«и сколько их рядом с устами!
Так одаряешь меня за мое плодородье, такую
Честь воздаешь — за то, что ранения острого плуга
И бороны я терплю, что круглый год я в работе.
И что скотине листву, плоды же — нежнейшую пищу —
Роду людскому даю, а вам приношу» — фимиамы?
Если, погибели я заслужила, то чем заслужили Воды ее или брат?» (Нептун) «Ему врученные роком,
Что ж убывают моря и от неба все дальше отходят?
Если жалостью ты ни ко мне, ни к брату не тронут,
К небу хоть милостив будь своему: взгляни ты на оба
Полюса — оба в дыму. А если огонь повредит их,
Рухнут и ваши дома. Атлант и тот в затрудненье,
Еле уже на плечах наклоненных держит он небо,
Если погибнут моря, и земля, и неба палаты,
В древний мы Хаос опять замешаемся. То, что осталось,
Вырви, молю, из огня, позаботься о благе вселенной!»
Так сказала Земля; но уже выносить она жара
Дольше не в силах была, ни больше сказать, и втянула
Голову снова в себя, в глубины, ближайшие к манам.
А всемогущий отец, призвав во свидетели вышних
И самого, кто вручил колесницу, — что, если не будет
Помощи, все пропадет, — смущен, на вершину Олимпа
Всходит, откуда на ширь земную он тучи наводит,
И подвигает грома, и стремительно молнии мечет.
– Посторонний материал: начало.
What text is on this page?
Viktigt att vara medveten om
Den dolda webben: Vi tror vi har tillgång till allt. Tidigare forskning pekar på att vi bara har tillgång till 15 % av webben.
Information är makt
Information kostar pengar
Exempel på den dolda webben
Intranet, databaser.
Но не имел он тогда облаков, чтоб на Землю навесть их,
Он не имел и дождей, которые пролил бы с неба.
Иначе говоря, когда огромный метеорит сверкал в воздухе и некоторое время после этого, жар был столь силен, что не позволял сформироваться облакам и выпасть дождю; облака могли сконденсироваться только с приходом холода.
Он возгремел, и перун, от правого пущенный уха,
Кинул в возницу, и вмиг у него колесницу и душу
Отнял зараз, укротив неистовым пламенем пламя.
В ужасе кони, прыжком в обратную сторону прянув,
Сбросили с шеи ярмо и вожжей раскидали обрывки.
Здесь лежат удила, а здесь, оторвавшись от дышла,
Ось, а в другой стороне — колес разбившихся спицы;
Разметены широко колесницы раздробленной части.
А Фаэтон, чьи огонь похищает златистые кудри,
В бездну стремится и, путь по воздуху длинный свершая,
Мчится, подобно тому, как звезда из прозрачного неба
Падает или, верней, упадающей может казаться.
На обороте Земли, от отчизны далеко, великий
Принял его Эридан и дымящийся лик омывает.
Руки наяд-гесперид огнем триязычным сожженный
Прах в могилу кладут и камень стихом означают:
«Здесь погребен Фаэтон, колесницы отцовской возница;
Пусть ее не сдержал, но, дерзнув на великое, пал он».
И отвернулся отец» (Феб) «несчастный, горько рыдая;
Светлое скрыл он лицо; и, ежели верить рассказу,
День, говорят, без солнца прошел: пожары — вселенной
Свет доставляли; была и от бедствия некая польза.
Поскольку время нельзя было отмечать по восходу Солнца, «день тьмы» мог продолжаться долго, даже целые годы.
Далее следует описание Овидием скорби Климены, дочерей Солнца и наяд по поводу смерти Фаэтона. Кикн, царь Лигурии, оплакивает Фаэтона до тех пор, пока не превращается в лебедя — это напоминает одну из легенд Центральной Америки, которую я приведу позже и в которой утверждается, что в день бедствия все люди превратились в гусят или гусей — возможно, это искаженное воспоминание о людях, которым пришлось искать убежище от огня в водах морей.
Теперь поэт описывает время тьмы, которое, как мы видели, должно последовать за всемирным пожаром, когда конденсированный пар окутал мир огромным покровом облаков.
Солнце отказывается снова отправиться в свое ежедневное путешествие, то же самое мы увидим в американских легендах: Солнце отказывается стронуться с места, пока его не убедят или уговорят снова приняться за дело.
Овидий продолжает:
Все божества и его умоляют, прося, чтобы тени
Не наводил он на мир».
Наконец им удается уговорить разъяренного и понесшего тяжелую утрату отца вернуться к своей работе.